Under the Omicron variant, the effectiveness of EU-licensed COVID-19 vaccines in preventing any SARS-CoV-2 infection is low and only short-lasting after full primary immunization, but can be improved by booster vaccination. VE against severe COVID-19 remains high and is long-lasting, especially after receiving the booster vaccination.
严重急性呼吸综合征冠状病毒 2(SARS-CoV-2)的奥密克戎变体目前是全球的主要变体。本研究对一项正在进行的系统评价的第三次中期分析总结了 COVID-19 疫苗(疫苗有效性,VE)对奥密克戎的有效性和保护持续时间的证据。
我们系统地检索了 COVID-19 的文献,评估了截至 2022 年 1 月 14 日在欧盟批准的 COVID-19 疫苗的有效性,补充了截至 2022 年 2 月 11 日对手册搜索网站和元搜索引擎的搜索。我们考虑了以下比较:全初级免疫与无接种、加强免疫与无接种以及加强免疫与全初级免疫。表明对任何确认的 SARS-CoV-2 感染、症状性和严重 COVID-19(即 COVID-19 相关住院、入住 ICU 或死亡)的 VE,提供估计范围。由于研究异质性高,未进行荟萃分析。使用 ROBINS-I 评估偏倚风险,并使用 GRADE 评估证据确定性。

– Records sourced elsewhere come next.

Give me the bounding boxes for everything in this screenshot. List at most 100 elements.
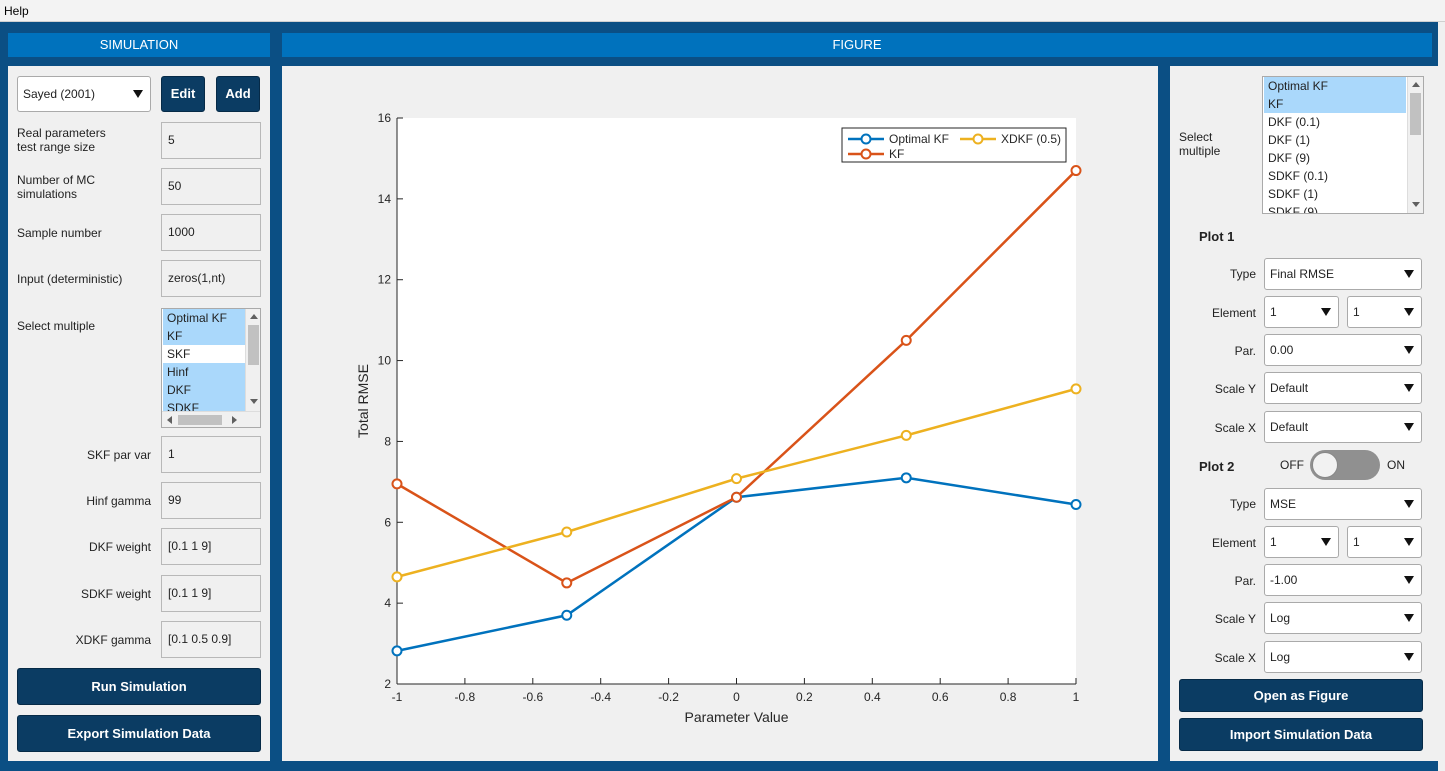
plot2-par-dropdown[interactable]: -1.00 <box>1264 564 1422 596</box>
range-size-field[interactable]: 5 <box>161 122 261 159</box>
preset-dropdown[interactable]: Sayed (2001) <box>17 76 151 112</box>
horizontal-scroll-thumb[interactable] <box>178 415 222 425</box>
data-point <box>391 645 403 657</box>
menu-help[interactable]: Help <box>4 4 29 18</box>
legend-marker <box>860 133 872 145</box>
sample-number-field[interactable]: 1000 <box>161 214 261 251</box>
list-item[interactable]: SDKF (0.1) <box>1268 169 1329 183</box>
range-label-line1: Real parameters <box>17 126 106 140</box>
open-as-figure-button[interactable]: Open as Figure <box>1179 679 1423 712</box>
data-point <box>731 473 742 485</box>
arrow-right-icon[interactable] <box>232 416 237 424</box>
x-tick-label: -0.2 <box>658 690 679 704</box>
list-item[interactable]: Optimal KF <box>163 309 245 327</box>
chevron-down-icon <box>1404 576 1414 584</box>
series-listbox[interactable]: Optimal KF KF DKF (0.1) DKF (1) DKF (9) … <box>1262 76 1424 214</box>
simulation-panel: Sayed (2001) Edit Add Real parameters te… <box>8 66 270 761</box>
simulation-header: SIMULATION <box>8 33 270 57</box>
range-label-line2: test range size <box>17 140 96 154</box>
y-tick-label: 8 <box>384 434 391 448</box>
export-simulation-data-button[interactable]: Export Simulation Data <box>17 715 261 752</box>
skf-par-var-field[interactable]: 1 <box>161 436 261 473</box>
list-item[interactable]: KF <box>163 327 245 345</box>
scroll-thumb[interactable] <box>248 325 259 365</box>
chevron-down-icon <box>1404 308 1414 316</box>
arrow-down-icon[interactable] <box>250 399 258 404</box>
mc-label: Number of MC simulations <box>17 173 95 201</box>
plot2-element-value-1: 1 <box>1270 535 1277 549</box>
plot2-scale-x-dropdown[interactable]: Log <box>1264 641 1422 673</box>
list-item[interactable]: SDKF (1) <box>1268 187 1319 201</box>
filter-listbox[interactable]: Optimal KF KF SKF Hinf DKF SDKF <box>161 308 261 428</box>
plot2-title: Plot 2 <box>1199 459 1235 474</box>
plot1-scale-x-dropdown[interactable]: Default <box>1264 411 1422 443</box>
rmse-chart[interactable]: -1 -0.8 -0.6 -0.4 -0.2 0 0.2 0.4 0.6 0.8 124681012… <box>282 66 1158 761</box>
plot2-element-label: Element <box>1211 536 1256 550</box>
chevron-down-icon <box>1321 308 1331 316</box>
plot1-scale-x-value: Default <box>1270 420 1309 434</box>
arrow-up-icon[interactable] <box>250 314 258 319</box>
list-item[interactable]: DKF (0.1) <box>1268 115 1321 129</box>
preset-value: Sayed (2001) <box>23 87 96 101</box>
plot2-toggle[interactable] <box>1310 450 1380 480</box>
legend-box <box>841 127 1067 163</box>
arrow-down-icon[interactable] <box>1412 202 1420 207</box>
x-axis-label: Parameter Value <box>684 709 788 725</box>
x-tick-label: 0.6 <box>932 690 949 704</box>
sdkf-weight-field[interactable]: [0.1 1 9] <box>161 575 261 612</box>
scroll-thumb[interactable] <box>1410 93 1421 135</box>
range-label: Real parameters test range size <box>17 126 106 154</box>
mc-simulations-field[interactable]: 50 <box>161 168 261 205</box>
arrow-up-icon[interactable] <box>1412 82 1420 87</box>
plot1-element-dropdown-2[interactable]: 1 <box>1347 296 1422 328</box>
plot2-type-dropdown[interactable]: MSE <box>1264 488 1422 520</box>
list-item[interactable]: DKF (9) <box>1268 151 1310 165</box>
run-simulation-button[interactable]: Run Simulation <box>17 668 261 705</box>
dkf-label: DKF weight <box>88 540 151 554</box>
plot2-scale-y-value: Log <box>1270 611 1291 625</box>
arrow-left-icon[interactable] <box>167 416 172 424</box>
plot1-scale-y-dropdown[interactable]: Default <box>1264 372 1422 404</box>
hinf-label: Hinf gamma <box>86 494 151 508</box>
xdkf-gamma-field[interactable]: [0.1 0.5 0.9] <box>161 621 261 658</box>
list-item[interactable]: Hinf <box>163 363 245 381</box>
plot1-par-dropdown[interactable]: 0.00 <box>1264 334 1422 366</box>
list-item[interactable]: SDKF (9) <box>1268 205 1319 214</box>
x-tick-label: 0.8 <box>1000 690 1017 704</box>
list-item[interactable]: SKF <box>167 347 191 361</box>
vertical-scrollbar[interactable] <box>245 309 260 411</box>
toggle-off-label: OFF <box>1280 458 1304 472</box>
list-item[interactable]: KF <box>1264 95 1406 113</box>
input-label: Input (deterministic) <box>17 272 123 286</box>
y-tick-label: 10 <box>378 354 392 368</box>
vertical-scrollbar[interactable] <box>1407 77 1423 213</box>
plot2-element-dropdown-1[interactable]: 1 <box>1264 526 1339 558</box>
x-tick-label: 0.2 <box>796 690 813 704</box>
list-item[interactable]: DKF <box>163 381 245 399</box>
horizontal-scrollbar[interactable] <box>162 411 260 427</box>
plot2-scale-y-dropdown[interactable]: Log <box>1264 602 1422 634</box>
x-tick-label: -0.6 <box>522 690 543 704</box>
import-simulation-data-button[interactable]: Import Simulation Data <box>1179 718 1423 751</box>
hinf-gamma-field[interactable]: 99 <box>161 482 261 519</box>
plot2-element-dropdown-2[interactable]: 1 <box>1347 526 1422 558</box>
legend-marker <box>972 133 984 145</box>
data-point <box>1070 165 1082 177</box>
input-field[interactable]: zeros(1,nt) <box>161 260 261 297</box>
plot1-type-dropdown[interactable]: Final RMSE <box>1264 258 1422 290</box>
data-point <box>1070 383 1082 395</box>
chevron-down-icon <box>1404 423 1414 431</box>
toggle-knob[interactable] <box>1312 452 1338 478</box>
x-tick-label: 0.4 <box>864 690 881 704</box>
legend-marker <box>860 148 872 160</box>
plot1-element-dropdown-1[interactable]: 1 <box>1264 296 1339 328</box>
list-item[interactable]: Optimal KF <box>1264 77 1406 95</box>
add-button[interactable]: Add <box>216 76 260 112</box>
xdkf-label: XDKF gamma <box>75 633 151 647</box>
data-point <box>391 571 403 583</box>
y-axis-label: Total RMSE <box>355 364 371 438</box>
chevron-down-icon <box>133 90 143 98</box>
edit-button[interactable]: Edit <box>161 76 205 112</box>
list-item[interactable]: DKF (1) <box>1268 133 1310 147</box>
dkf-weight-field[interactable]: [0.1 1 9] <box>161 528 261 565</box>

我们确定了 26 项研究,其中包括 430 至 220 万人参与,评估了针对 SARS-CoV-2 奥密克戎变体感染的 VE 估计值。与无接种相比,全初级免疫后的任何确认的 SARS-CoV-2 感染的 VE 范围在 0-62%之间,而加强免疫后的 VE 范围在 34-66%之间。与全初级免疫相比,加强免疫与全初级免疫的 VE 范围为 34-54.6%。全初级免疫后,针对症状性 COVID-19 的 VE 范围在 6-76%之间。与无接种相比,加强免疫后的 VE 范围在 3-84%之间,与全初级免疫相比,VE 范围在 56-69%之间。与无接种相比,全初级免疫后针对严重 COVID-19 的 VE 范围在 3-84%之间,加强免疫后在 12-100%之间,与全初级免疫相比为 100%(95%CI71.4-100)(来自一项研究的数据)。VE 的特点是在 3-6 个月内针对 SARS-CoV-2 感染和症状性 COVID-19 的下降幅度较大。针对严重 COVID-19,至少在 6 个月内保持强大的保护作用。初级免疫后的免疫下降比加强免疫更为明显。在所有研究和结果中,偏倚风险均为中度至高度。所有结果的 GRADE 确定性均为极低。
在奥密克戎变体下,欧盟许可的 COVID-19 疫苗在预防任何 SARS-CoV-2 感染方面的有效性较低,并且在全初级免疫后仅持续短暂时间,但可通过加强接种来提高。针对严重 COVID-19 的 VE 仍然很高且持久,尤其是在接受加强接种后。